プロローグは終わりの世界で始まりの音を告げる
簿記関係でいろいろやらかしたのでショック受けて筆進まなくなってました……スミマセン……
「ォォォォォォォォォォオオオオオ!?」
落ちている。
うん。文字通りに物理的に落ちている。
どうやら門が開いた場所はエベレストを何個か重ねるくらいには高い場所で、最初の試練(難易度インフェルノ)ってか? と冗談を言うことすら出来なさそうな状態だ。
「死ねと……ッ!?」
バサバサと制服がはためき、霞んだ地上が段々とはっきり見えるようになっていく。無抵抗ならこのまま死亡確定な状態みたいだ。
「考えろ考えろッ!
此処を切り抜けられる一手をッ!」
頭をフルに回転させながら、何をするにも現時点邪魔でしかない小瓶の持ち手をベルトに通して吊るす。リリリリと風で揺れて瓶の音がそれはそれでうるさいのだが、そんな事よりも動きやすさを重視する。
「落下を止める……パラシュートが妥当か?」
上着を脱いで、ソレを素材に頭に焼き付いたばかりの儀式を始める。
上着を丸めて手の中へと極力収め、手に力を込めて作り出す先を強く思い描く。バチバチと放電し始めたのを手の中のピリピリとした感覚で知覚し、それがじりじりと形を変えていって手のひらを押すのに合わせて中身を解放していく。
「うし、出来た!」
落としそうになったソレを急いで掴みとり、背中へ回して背負う。肩から降りる2本の紐どうしを幾つかのベルトで繋ぎ合わせて固定。ミリタリに使われそうな濃い緑のリュックの形をしたソレに着いた紐を思いっきり引っ張る。
「ぐふっ!?」
胸部に衝撃を受けて息が詰まる。
マズイ、付け方間違ったかも……。なんか折れた……?
胸部から響いてきた嫌な音に冷や汗が垂れ、歯を食いしばってなんとか胸から伝わる痛みを噛み潰す。

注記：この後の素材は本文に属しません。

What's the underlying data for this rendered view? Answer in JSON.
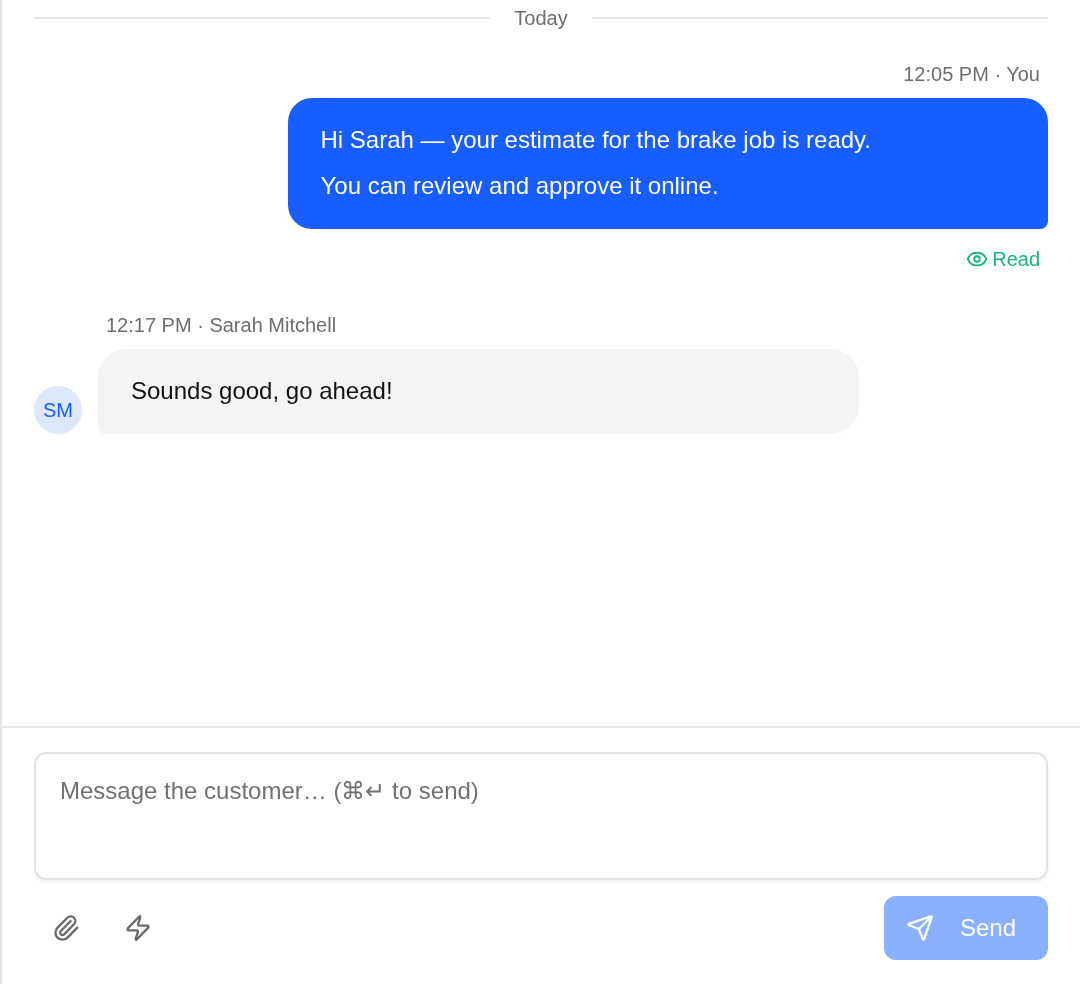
{
  "date_divider": {
    "label": "Today"
  },
  "messages": [
    {
      "kind": "outgoing",
      "meta": "12:05 PM · You",
      "text": "Hi Sarah — your estimate for the brake job is ready.\nYou can review and approve it online.",
      "receipt": "Read"
    },
    {
      "kind": "incoming",
      "meta": "12:17 PM · Sarah Mitchell",
      "avatar": "SM",
      "text": "Sounds good, go ahead!"
    }
  ],
  "composer": {
    "placeholder": "Message the customer… (⌘↵ to send)",
    "send": {
      "label": "Send",
      "disabled": true
    }
  }
}
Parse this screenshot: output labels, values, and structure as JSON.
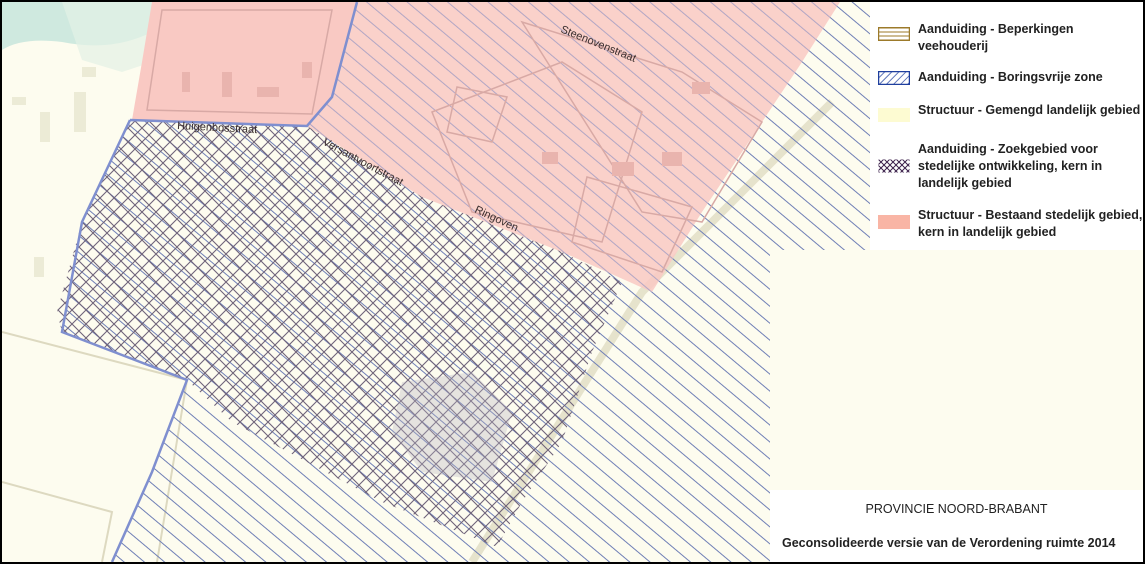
{
  "map": {
    "streets": [
      "Huigenbosstraat",
      "Versantvoortstraat",
      "Ringoven",
      "Steenovenstraat"
    ],
    "colors": {
      "background": "#fdfcef",
      "urban_fill": "#f9c9c3",
      "drilling_hatch": "#6f7fb6",
      "search_area_hatch": "#6f6379",
      "livestock_border": "#9c7a2a",
      "water": "#cfe9df"
    }
  },
  "legend": {
    "items": [
      {
        "label": "Aanduiding - Beperkingen veehouderij",
        "symbol": "horizontal-lines-brown"
      },
      {
        "label": "Aanduiding - Boringsvrije zone",
        "symbol": "diagonal-hatch-blue"
      },
      {
        "label": "Structuur - Gemengd landelijk gebied",
        "symbol": "solid-light-yellow"
      },
      {
        "label": "Aanduiding - Zoekgebied voor stedelijke ontwikkeling, kern in landelijk gebied",
        "symbol": "cross-hatch-purple"
      },
      {
        "label": "Structuur - Bestaand stedelijk gebied, kern in landelijk gebied",
        "symbol": "solid-salmon"
      }
    ]
  },
  "caption": {
    "province": "PROVINCIE NOORD-BRABANT",
    "subtitle": "Geconsolideerde versie van de Verordening ruimte 2014"
  }
}
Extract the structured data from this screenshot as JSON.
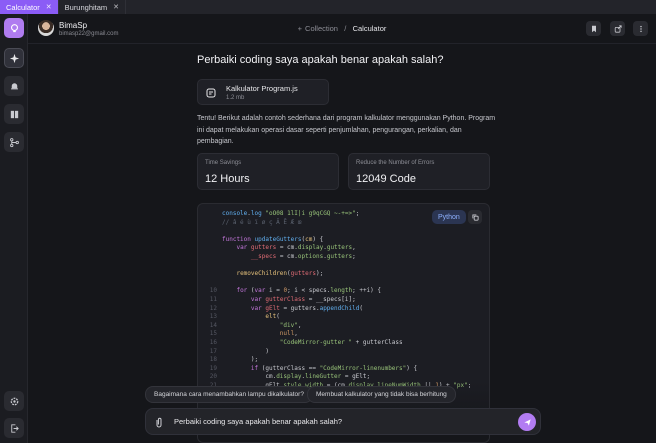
{
  "tabs": [
    {
      "label": "Calculator",
      "active": true
    },
    {
      "label": "Burunghitam",
      "active": false
    }
  ],
  "rail": {
    "items": [
      "logo-icon",
      "sparkle-icon",
      "bell-icon",
      "book-icon",
      "branch-icon"
    ],
    "bottom": [
      "settings-icon",
      "logout-icon"
    ]
  },
  "header": {
    "user_name": "BimaSp",
    "user_email": "bimasp22@gmail.com",
    "breadcrumb_parent": "Collection",
    "breadcrumb_separator": "/",
    "breadcrumb_current": "Calculator",
    "actions": [
      "bookmark-icon",
      "share-icon",
      "more-icon"
    ]
  },
  "chat": {
    "question": "Perbaiki coding saya apakah benar apakah salah?",
    "file": {
      "name": "Kalkulator Program.js",
      "size": "1.2 mb"
    },
    "answer": "Tentu! Berikut adalah contoh sederhana dari program kalkulator menggunakan Python. Program ini dapat melakukan operasi dasar seperti penjumlahan, pengurangan, perkalian, dan pembagian.",
    "stats": [
      {
        "label": "Time Savings",
        "value": "12 Hours"
      },
      {
        "label": "Reduce the Number of Errors",
        "value": "12049 Code"
      }
    ],
    "code_language": "Python"
  },
  "suggestions": [
    "Bagaimana cara menambahkan lampu dikalkulator?",
    "Membuat kalkulator yang tidak bisa berhitung"
  ],
  "composer": {
    "value": "Perbaiki coding saya apakah benar apakah salah?"
  },
  "colors": {
    "accent": "#8b5cf6",
    "send": "#b27cf2",
    "background": "#15161a"
  }
}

骨が折れるって、こんな不気味な感覚するのか……。サッカー部の奴ら、こんなので平然としてたとは……バケモノか?
頭に浮かぶ骨は折って固くしろ系の同級生の影を頭から追い払い、自分を吊り下げる金具たちの固定を確認すると今から降りていく世界。俺がこれから生きていく世界へと目を向ける。
まず初めに目に入るのは、赤。五つにピザカットされたように等分された世界の北(仮)。中心部から扇形に伸びていくその赤色は岩の色たる茶色を斑にして中心から離れるにつれて黒が混じっていく。
そして、火を吹く山。赤を地面へと塗りたくるソレは今までに見たことがないほどに巨大で、根元の溶岩池に古のドラゴンが眠っていると言われても信じそうなほど非現実な大きさ。ドラゴンたちが絡み合って石化したような紋様を持つ山肌。
まさに……まさに!
「まさにファンタジーじゃねぇか!」
興奮を抑えきれないままに次へと目を向ける。
東(仮)にはガラスに囲まれているわけでも無いのに地上より盛り上がって、ぷるりぷるりと波打つ海。
南東(仮)には世界樹か何かにしか見えない樹木やジャックが盗みに登りそうな天貫くツタ。目に映る何もかものスケールが巨大になったジャングル。
南西(仮)を飛ばして……。
西(仮)には、浮遊する島々。鳥のような影がぶつかり合い、片方がぱらぱらと落ちていく。
そして、最後に南西(仮)。
俺が降りて行っているその地域は、砂。虫食いのように砂漠に大部分を抉られ、限りなく小さくなった緑地には小さな森や、村らしきものや、城がしがみつくように存在している。
「最っ高にファンタジーな世界ッ!しゃぶり尽くして楽しみ尽くしてやるッ!」
両手を上げたせいでずり落ちた金具を元の位置へと修正。異世界へのはじめの1歩を踏み出すため、俺は気合を入れ直したのだった。